The FBI was still able to access another of Natanson’s devices, namely a second silver Macbook Pro. “Once opened, the laptop asked for a Touch Id or a Password,” the court record says. Natanson said she does not use biometrics for her devices, but after investigators told her to try, “when she applied her index finger to the fingerprint reader, the laptop unlocked.” The court record says the FBI has not yet obtained a full physical image of the device, which provides an essentially complete picture of what was stored on it. But the agents did take photos and audio recordings of conversations stored in the laptop’s Signal application, the court record says.

Warrants for seizing electronic devices have, for several years now, sometimes contained a clause reading something like “law enforcement personnel are authorized to […] press or swipe the fingers (including thumbs) of (the warrant subject) to the fingerprint scanner of the device(s) [and] hold the device(s) in front of the face of (the warrant subject to activate the facial recognition feature”.

One thing every iPhone owner should know is that they can temporarily disable biometric features by pressing and holding the power button (on the right-hand side of the device) and either volume button for a few seconds, until the “slide to power off” option appears. To reactivate biometric features, you will need to enter your passcode. You can press these buttons while your phone is in your pocket. You should do this any time you are anticipating an interaction with law enforcement or those working on their behalf.

However, I cannot find a similar capability for a MacBook with a Touch ID sensor. If you are the kind of person who feels like Lockdown Mode might apply to you, you should consider turning off Touch ID, too, and sticking with a strong and memorable passphrase.

Paris Marx is trying to wean himself off U.S. tech services, in large part because of the leverage this dependence enables. On streaming music, and with a reasonable rejection of Sweden-based Spotify, Marx was left with a couple other options:

I’ve been on Apple Music for the past few years, but recently switched to Deezer 🇫🇷 and don’t see why I would need to go back given the catalogs of music-streaming services are pretty similar — unlike on the video side of things. Maybe another plus: Deezer isn’t trying to push video at me like Spotify does.

[…] Like streaming video though, there is another option: grabbing an old iPod or new MP3 player and loading it up with the music you want to listen to.

Well, Marx found his old iPod and is figuring out what needs modernizing and fixing up.

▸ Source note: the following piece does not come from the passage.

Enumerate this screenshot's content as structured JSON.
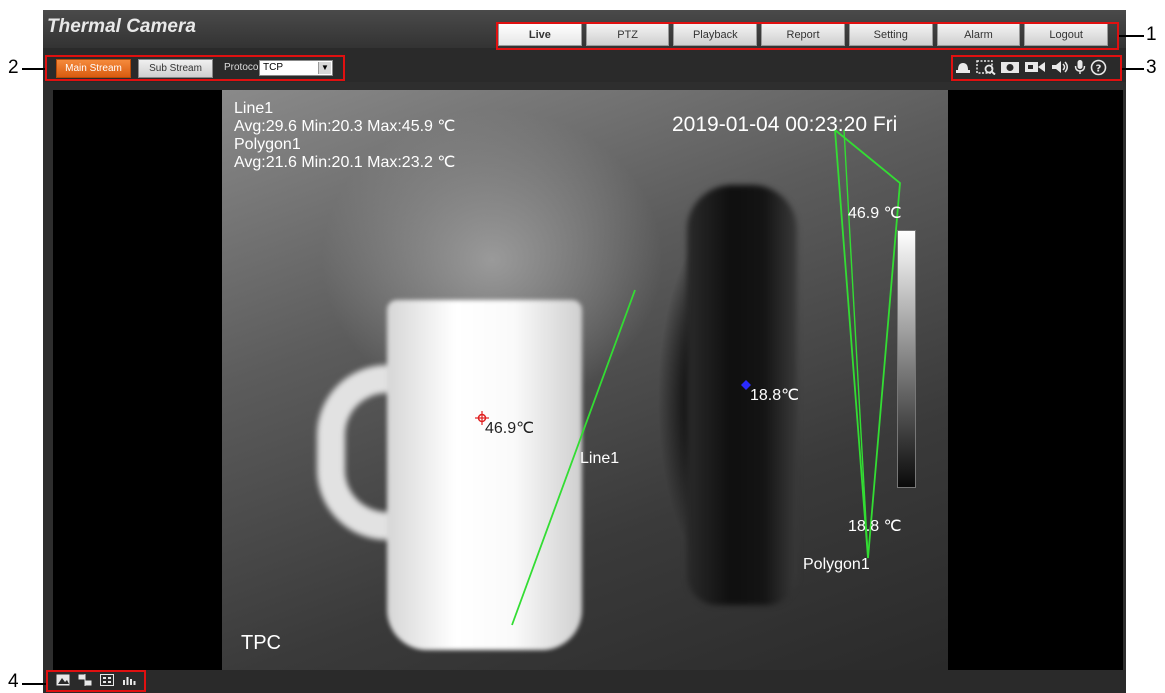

For Christmas this past year, a family member wanted a replacement for their iPod Nano. I looked up and down for options — something small and usable while running, but still a quality product with an easy syncing experience. I found I had basically two options: cheap iPod Shuffle lookalikes that are slow and difficult to use, and extremely expensive players for enthusiasts. So I bought a refurbished iPod Nano — and they love it.

While I was shopping in that store, it was awfully tempting to pick up a refurbished iPod Classic for myself. I still have a 60 GB fifth-generation model, though I do not think it can hold a charge. I remember when that felt like a lot of storage. I do not miss my iPod Touch or old iPhones, but I miss that iPod.

Lars Ingebrigtsen:

For some reason or other, people have been posting a lot of excerpts from old emails on Twitter over the last few days. The most vital question everybody’s asking themselves is: What’s up with all those equals signs?!

And that’s something I’m somewhat of an expert on. I mean, having written mail readers and stuff; not because I’ve been to Caribbean islands.

Good to know for anyone reading a giant tranche of someone else’s email which, through context clues, you may realize is the least creepy part of it all.